Эти вечера стали частью их общего ритма, словно существовал негласный договор. После ужина, за которым почти не звучало слов, они переходили в гостиную. Там, у камина, начинался их ритуал: бокал вина, мягкий свет лампы, паузы между движениями. Софья задавала вопросы, Вениамин отвечал медленно, с длинными паузами, будто вспоминая не только события, но и самого себя в них.

Она почти всегда садилась в одно и то же кресло – чуть сбоку, на край подушки, словно временно. Пальцы сцепляла на коленях, иногда держала кружку с чаем. Он чаще стоял – движение помогало сохранять равновесие. Когда же садился, держал бокал обеими руками не потому, что бокал был тяжёлым, а потому что иначе руки начинали дрожать.

Темы менялись: биофизика, философия, структура сна, тишина, которую слышишь в абсолютной темноте. Софья не перебивала, не соглашалась автоматически и не спорила ради спора. Просто слушала. Когда же спрашивала, то не ради ответа, а чтобы продлить беседу.

Он говорил о вещах, которые давно в себе забыл. О студентке, однажды впавшей в постгипнотическое состояние на три дня, о том, как он всё это время не уходил из лаборатории. О мужчине, который лечился от страха темноты и вдруг заговорил голосом своей умершей жены. О собственной попытке уехать в Норвегию – не потому, что кто—то позвал, а просто потому, что хотелось исчезнуть.

Иногда они могли молчать целыми минутами, но это молчание было особенным – таким, в котором чувствуется согласие. Оно напоминало старый текст, где нет слов, только безупречно расставленные знаки препинания.

Однажды Софья спросила, почему он до сих пор работает. Вениамин хотел ответить привычно – ради института, ради дела, ради системы, – но вместо этого неожиданно для себя произнёс: «Чтобы не думать». Она кивнула, словно поняв не меньше, чем он сам.

В какой—то момент он начал ждать этих вечеров. Его день выстраивался вокруг них: эксперименты, встречи, звонки – всё заканчивалось точно вовремя, чтобы вернуться в эту комнату, к лампе, огню и к ней.

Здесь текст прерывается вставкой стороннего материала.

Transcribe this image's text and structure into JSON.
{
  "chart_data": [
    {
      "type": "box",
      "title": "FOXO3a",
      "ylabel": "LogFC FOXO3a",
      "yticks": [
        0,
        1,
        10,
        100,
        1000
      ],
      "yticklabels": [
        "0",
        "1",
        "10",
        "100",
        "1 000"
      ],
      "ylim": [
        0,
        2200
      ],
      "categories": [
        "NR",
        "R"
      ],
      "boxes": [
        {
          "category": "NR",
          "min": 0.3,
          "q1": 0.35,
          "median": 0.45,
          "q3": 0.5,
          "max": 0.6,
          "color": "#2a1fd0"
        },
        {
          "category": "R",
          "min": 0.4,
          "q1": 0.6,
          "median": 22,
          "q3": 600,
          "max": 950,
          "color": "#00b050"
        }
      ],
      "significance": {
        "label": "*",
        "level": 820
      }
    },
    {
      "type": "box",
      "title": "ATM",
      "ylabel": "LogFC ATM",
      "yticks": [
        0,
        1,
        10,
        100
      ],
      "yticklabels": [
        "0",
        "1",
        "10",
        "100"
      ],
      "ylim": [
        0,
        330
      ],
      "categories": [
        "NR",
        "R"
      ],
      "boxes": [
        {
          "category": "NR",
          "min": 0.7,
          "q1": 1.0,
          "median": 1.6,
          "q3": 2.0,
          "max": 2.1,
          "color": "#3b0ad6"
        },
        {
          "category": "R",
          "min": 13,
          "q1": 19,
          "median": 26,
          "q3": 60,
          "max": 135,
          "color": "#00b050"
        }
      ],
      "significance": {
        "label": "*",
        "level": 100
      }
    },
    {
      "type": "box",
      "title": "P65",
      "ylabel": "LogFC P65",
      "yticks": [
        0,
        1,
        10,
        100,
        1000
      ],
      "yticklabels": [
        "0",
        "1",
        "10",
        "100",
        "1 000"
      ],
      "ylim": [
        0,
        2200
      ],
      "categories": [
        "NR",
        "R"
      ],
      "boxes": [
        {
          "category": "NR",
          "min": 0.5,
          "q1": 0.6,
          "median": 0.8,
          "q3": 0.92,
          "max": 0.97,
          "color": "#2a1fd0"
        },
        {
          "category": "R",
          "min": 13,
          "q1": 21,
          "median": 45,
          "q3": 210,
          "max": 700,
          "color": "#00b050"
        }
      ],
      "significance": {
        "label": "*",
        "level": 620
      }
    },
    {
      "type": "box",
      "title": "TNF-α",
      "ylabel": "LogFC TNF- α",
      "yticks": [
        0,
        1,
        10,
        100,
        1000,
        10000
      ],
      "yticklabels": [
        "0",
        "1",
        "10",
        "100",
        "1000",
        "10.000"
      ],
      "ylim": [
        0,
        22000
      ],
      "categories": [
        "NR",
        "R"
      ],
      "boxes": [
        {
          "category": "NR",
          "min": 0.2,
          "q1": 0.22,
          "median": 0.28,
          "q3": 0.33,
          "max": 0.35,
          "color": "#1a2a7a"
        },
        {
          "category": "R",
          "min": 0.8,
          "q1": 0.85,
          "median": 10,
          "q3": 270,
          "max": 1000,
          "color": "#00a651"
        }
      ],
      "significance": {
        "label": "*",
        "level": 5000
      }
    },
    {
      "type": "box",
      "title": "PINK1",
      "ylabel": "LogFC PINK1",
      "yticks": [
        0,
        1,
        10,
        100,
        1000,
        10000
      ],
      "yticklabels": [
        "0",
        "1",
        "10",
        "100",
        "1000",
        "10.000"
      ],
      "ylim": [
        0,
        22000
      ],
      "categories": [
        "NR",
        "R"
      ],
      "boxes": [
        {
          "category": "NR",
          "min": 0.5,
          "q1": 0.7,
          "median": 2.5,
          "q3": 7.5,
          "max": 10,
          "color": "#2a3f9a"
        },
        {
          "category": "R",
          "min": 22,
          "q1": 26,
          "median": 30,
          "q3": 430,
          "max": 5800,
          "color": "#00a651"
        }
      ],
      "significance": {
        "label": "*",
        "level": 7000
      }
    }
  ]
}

Он не знал, что почувствует, если однажды она не придёт. Возможно, ничего. Возможно, просто поднимется наверх. Или останется сидеть, глядя в пустой бокал, пока не погаснет пламя в камине.

Профессор понимал, что всё это недопустимо, неуместно и неизбежно. Но в этом было дыхание после многих лет, проведённых без воздуха. Поэтому он не запрещал себе ждать.

Софья не делала шагов навстречу, но и не отстранялась. Её поведение напоминало тонкий след мела на тёмной ткани – едва различимый, заметный лишь под определённым углом и освещением, но всё же существующий.

Каждый вечер оставлял ощущение чего—то несказанного. Не как недомолвку, а скорее как начало – будто все эти разговоры, тишина, огонь и молчаливое присутствие были лишь вступлением к фразе, которую ещё никто не произнёс.

Он не знал, к чему именно всё движется, но чувствовал, что движение уже началось. Это пугало, и одновременно приносило облегчение.

Огонь в камине трещал ровно, от стены за спиной шло мягкое тепло. Свет лампы падал на лицо Софьи так, что иногда он забывал, сколько ей лет, сколько ему самому, и какое сейчас время. В какой—то момент Вениамин понял, что это уже неважно. В этой комнате, где никто не говорил, что можно, а что нельзя, он впервые за долгое время ощутил, что не один.

После того как Софья поступила на вечерний факультет биологии в МГУ, Вениамин предложил ей работу в институте ассистенткой – без формальностей и чёткого расписания. Себе он объяснил это уважением к её отцу, хотя на самом деле его привлекала точность её движений и то, как она умела смотреть на вещи без спешки. Это решение было странным, и потому – логичным. Софья согласилась.